Apple's (AAPL) MacBook Air, as well as the 10" iPad, may be coming under fire in a way that most people don't expect. I believe that the upcoming "threat" to Apple's market share in the mainstream computing space (iPad/MacBook Air price levels) can be protected, but it will require that the company take a long, hard look at the strategy that it is currently pursuing.
Intel's Low Power "Baytrail" Opens The Floodgates
Intel (INTC), which is the chip supplier for Apple's Mac products, recently disclosed its 22nm low power "Atom" processor core, which looks to be quite robust. The core is called "Silvermont," which is a brand-new, grounds-up redesign of the firm's "Atom" processors. Now, the Atoms have historically been known for being slow and nearly unusable compared to the higher end chips in the PC world, but thanks to the threat from alternative architectures, Intel decided to go into full throttle here. According to the Intel technical representatives at the announcement, this is a chip that was architected from the ground up for high performance at extremely low power levels.

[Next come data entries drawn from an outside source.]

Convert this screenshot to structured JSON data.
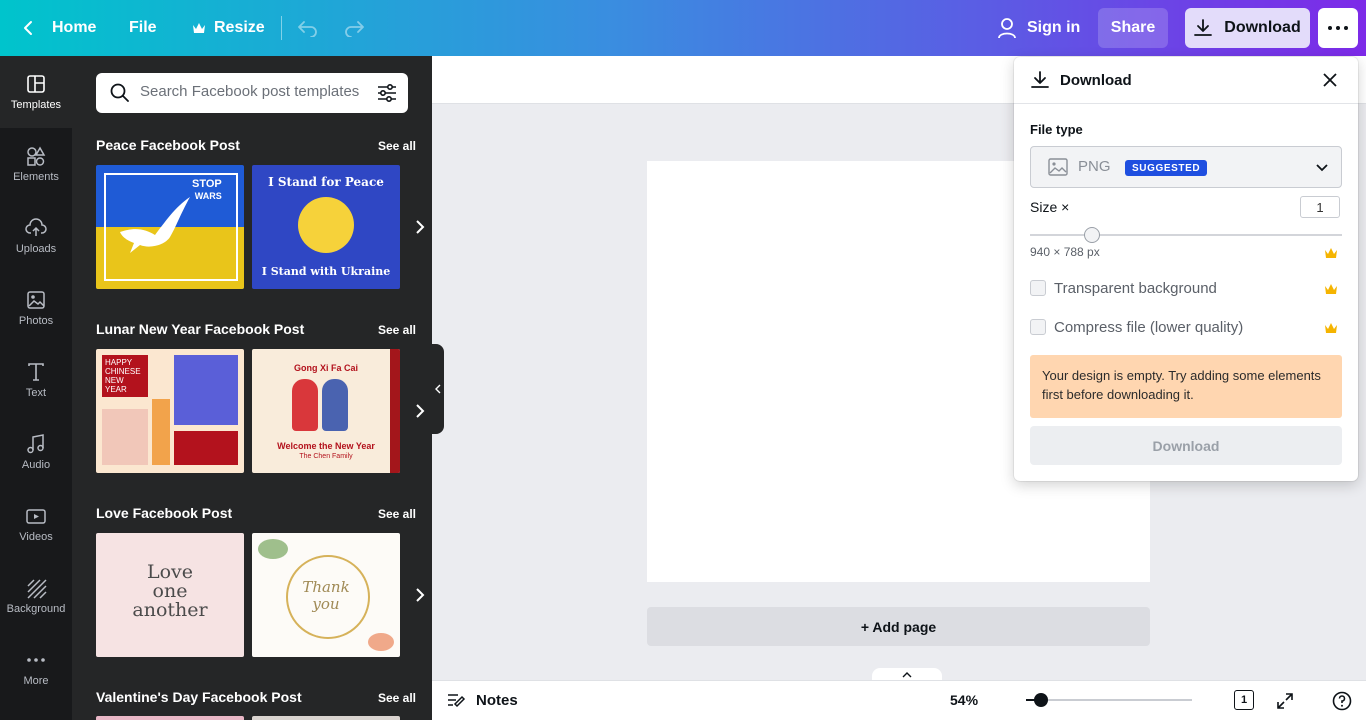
{
  "topbar": {
    "home": "Home",
    "file": "File",
    "resize": "Resize",
    "sign_in": "Sign in",
    "share": "Share",
    "download": "Download"
  },
  "rail": {
    "items": [
      {
        "label": "Templates",
        "icon": "templates-icon",
        "active": true
      },
      {
        "label": "Elements",
        "icon": "elements-icon"
      },
      {
        "label": "Uploads",
        "icon": "uploads-icon"
      },
      {
        "label": "Photos",
        "icon": "photos-icon"
      },
      {
        "label": "Text",
        "icon": "text-icon"
      },
      {
        "label": "Audio",
        "icon": "audio-icon"
      },
      {
        "label": "Videos",
        "icon": "videos-icon"
      },
      {
        "label": "Background",
        "icon": "background-icon"
      },
      {
        "label": "More",
        "icon": "more-icon"
      }
    ]
  },
  "templates": {
    "search_placeholder": "Search Facebook post templates",
    "see_all": "See all",
    "sections": [
      {
        "title": "Peace Facebook Post",
        "thumbs": [
          {
            "lines": [
              "STOP",
              "WARS"
            ]
          },
          {
            "lines": [
              "I Stand for Peace",
              "I Stand with Ukraine"
            ]
          }
        ]
      },
      {
        "title": "Lunar New Year Facebook Post",
        "thumbs": [
          {
            "lines": [
              "HAPPY",
              "CHINESE",
              "NEW YEAR"
            ]
          },
          {
            "lines": [
              "Gong Xi Fa Cai",
              "Welcome the New Year",
              "The Chen Family"
            ]
          }
        ]
      },
      {
        "title": "Love Facebook Post",
        "thumbs": [
          {
            "lines": [
              "Love",
              "one",
              "another"
            ]
          },
          {
            "lines": [
              "Thank",
              "you"
            ]
          }
        ]
      },
      {
        "title": "Valentine's Day Facebook Post"
      }
    ]
  },
  "canvas": {
    "add_page": "+ Add page"
  },
  "bottombar": {
    "notes": "Notes",
    "zoom": "54%",
    "page_count": "1"
  },
  "download_panel": {
    "title": "Download",
    "file_type_label": "File type",
    "file_type_value": "PNG",
    "badge": "SUGGESTED",
    "size_label": "Size ×",
    "size_value": "1",
    "dimensions": "940 × 788 px",
    "transparent_bg": "Transparent background",
    "compress": "Compress file (lower quality)",
    "warning": "Your design is empty. Try adding some elements first before downloading it.",
    "button": "Download"
  },
  "colors": {
    "gradient_start": "#00c4cc",
    "gradient_end": "#7d2ae8",
    "badge": "#1f4fe0",
    "warning_bg": "#ffd6b0",
    "crown": "#f5b400"
  }
}
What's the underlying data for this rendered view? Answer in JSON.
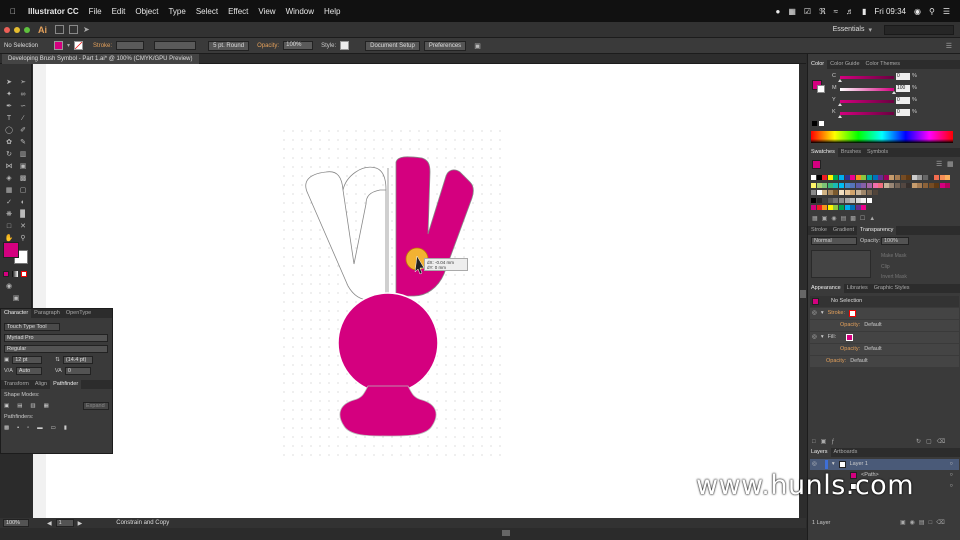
{
  "menubar": {
    "app": "Illustrator CC",
    "items": [
      "File",
      "Edit",
      "Object",
      "Type",
      "Select",
      "Effect",
      "View",
      "Window",
      "Help"
    ],
    "clock": "Fri 09:34"
  },
  "appbar": {
    "logo": "Ai",
    "workspace": "Essentials"
  },
  "controlbar": {
    "selection": "No Selection",
    "stroke_label": "Stroke:",
    "stroke_profile": "5 pt. Round",
    "opacity_label": "Opacity:",
    "opacity": "100%",
    "style_label": "Style:",
    "document_setup": "Document Setup",
    "preferences": "Preferences",
    "fill_color": "#d4007f"
  },
  "document": {
    "tab": "Developing Brush Symbol - Part 1.ai* @ 100% (CMYK/GPU Preview)"
  },
  "canvas": {
    "tooltip_line1": "dX: -0.04 mm",
    "tooltip_line2": "dY: 0 mm",
    "art_color": "#d4007f",
    "cursor_color": "#f2b233"
  },
  "statusbar": {
    "zoom": "100%",
    "page": "1",
    "mode": "Constrain and Copy"
  },
  "character_panel": {
    "tabs": [
      "Character",
      "Paragraph",
      "OpenType"
    ],
    "touch_type": "Touch Type Tool",
    "font": "Myriad Pro",
    "style": "Regular",
    "size": "12 pt",
    "leading": "(14.4 pt)",
    "kerning": "Auto",
    "tracking": "0"
  },
  "pathfinder_panel": {
    "tabs": [
      "Transform",
      "Align",
      "Pathfinder"
    ],
    "shape_modes": "Shape Modes:",
    "expand": "Expand",
    "pathfinders": "Pathfinders:"
  },
  "color_panel": {
    "tabs": [
      "Color",
      "Color Guide",
      "Color Themes"
    ],
    "channels": [
      {
        "label": "C",
        "value": "0",
        "fill": 0
      },
      {
        "label": "M",
        "value": "100",
        "fill": 1
      },
      {
        "label": "Y",
        "value": "0",
        "fill": 0
      },
      {
        "label": "K",
        "value": "0",
        "fill": 0
      }
    ]
  },
  "swatches_panel": {
    "tabs": [
      "Swatches",
      "Brushes",
      "Symbols"
    ]
  },
  "transparency_panel": {
    "tabs": [
      "Stroke",
      "Gradient",
      "Transparency"
    ],
    "blend_mode": "Normal",
    "opacity_label": "Opacity:",
    "opacity": "100%",
    "make_mask": "Make Mask",
    "clip": "Clip",
    "invert_mask": "Invert Mask"
  },
  "appearance_panel": {
    "tabs": [
      "Appearance",
      "Libraries",
      "Graphic Styles"
    ],
    "title": "No Selection",
    "stroke": "Stroke:",
    "opacity1": "Opacity:",
    "default1": "Default",
    "fill": "Fill:",
    "opacity2": "Opacity:",
    "default2": "Default",
    "opacity3": "Opacity:",
    "default3": "Default"
  },
  "layers_panel": {
    "tabs": [
      "Layers",
      "Artboards"
    ],
    "layer": "Layer 1",
    "path": "<Path>",
    "count": "1 Layer"
  },
  "watermark": "www.hunls.com"
}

Anandtech, the world's leading hardware review site, had this to say,
On single threaded performance, you should expect a 2.4GHz Silvermont to perform like a 1.2GHz Penryn. To put it in perspective of actual systems, we're talking about around the level of performance of an 11-inch Core 2 Duo MacBook Air from 2010. Keep in mind, I'm talking about single threaded performance here.
Now, get this: Intel will be able to place four of these "Silvermont" cores into an SoC (called "Baytrail-M") which could go into a fanless Windows 8 and Android convertible devices that cost as little as $200!
What does this have to do with Apple, then?
iPad Becomes Obsolete, MacBook Air Under Fire
The obvious implication is that the iPad comes under serious fire. The iPad isn't exactly the ideal productivity device, and with Google's (GOOG) more open ecosystem, and Microsoft's (MSFT) more rich Windows 8 platform (especially for businesses), it is easy to see that with a low cost $30-40 chip from Intel, the PC OEMs - accustomed to <10% operating margins - could put out devices that, from a functionality and performance standpoint, outpace the iPad, while also providing the productivity features of "real" Windows 8 notebooks.
With cheap, fast, and low power convertibles based on Windows 8 and Android storming the market, and with Apple's apparent refusal to add touch to Mac OS, it is clear that the Atom based convertibles could gobble up the iPad and MacBook Air from below, and then high end "Haswell" Ultrabooks with touch and superior processing power in both "tablet" and "notebook" modes will further put the pressure on the iPad and strip the remaining value proposition from the MacBook Air. It is, to borrow an expression from a friend of mine, a "classic pincer attack."
What Can Apple Do?
Apple can fix this! It can keep selling the 7" iPad just as it is - no need for a change there. The iPhone is fine, too, although a cheaper one would help drive further volume growth as the high end becomes a brutal battle for market share. But the 10" iPad and the 11.6" MacBook Air could be fused into an "Atom" based 10" Mac OS touch-enabled convertible with a "Baytrail" processor. It would become a solid productivity device (but with room for upsell for the real power users), but it could also detach into a wonderful, Apple-quality tablet. And Apple could charge a decent premium for it, too.
The 13" MacBook Air could also become such a convertible, and the best way to do it would probably be to just be to make it an Intel "Core" powered 13" detachable, a la Intel's "North Cape" reference design, although with the Apple charm/design nuances (image courtesy of Engadget):
Apple is the world's best consumer electronics company from a "build quality" standpoint, and I hate to see them resist this fairly obvious market trend. There is no need to have two devices of roughly the same size, when you can have one that does both things very well. Not only is Intel's "Baytrail" likely much faster than anything Apple will be able to deliver in that time frame (thanks to micro-architecture advantage + process lead), but it also gives them the ability to keep all of the Mac OS goodness while also bringing in touch/tablet like usage. The "iOS"/"tablet mode" could be a completely separate mode that is activated upon detach, or it could be a simple physical button press on the device itself, while the core Mac OS remains completely untouched.
The obvious problem of course, which is also why Apple seems resistant to a 5" phone, is that this could cannibalize both Mac and iPad sales. However, as Apple's Tim Cook is so fond of pointing out, if they don't do it, somebody else will. And the wave of upcoming Windows/Android devices (with emphasis on Windows) may be just what forces Apple's hand.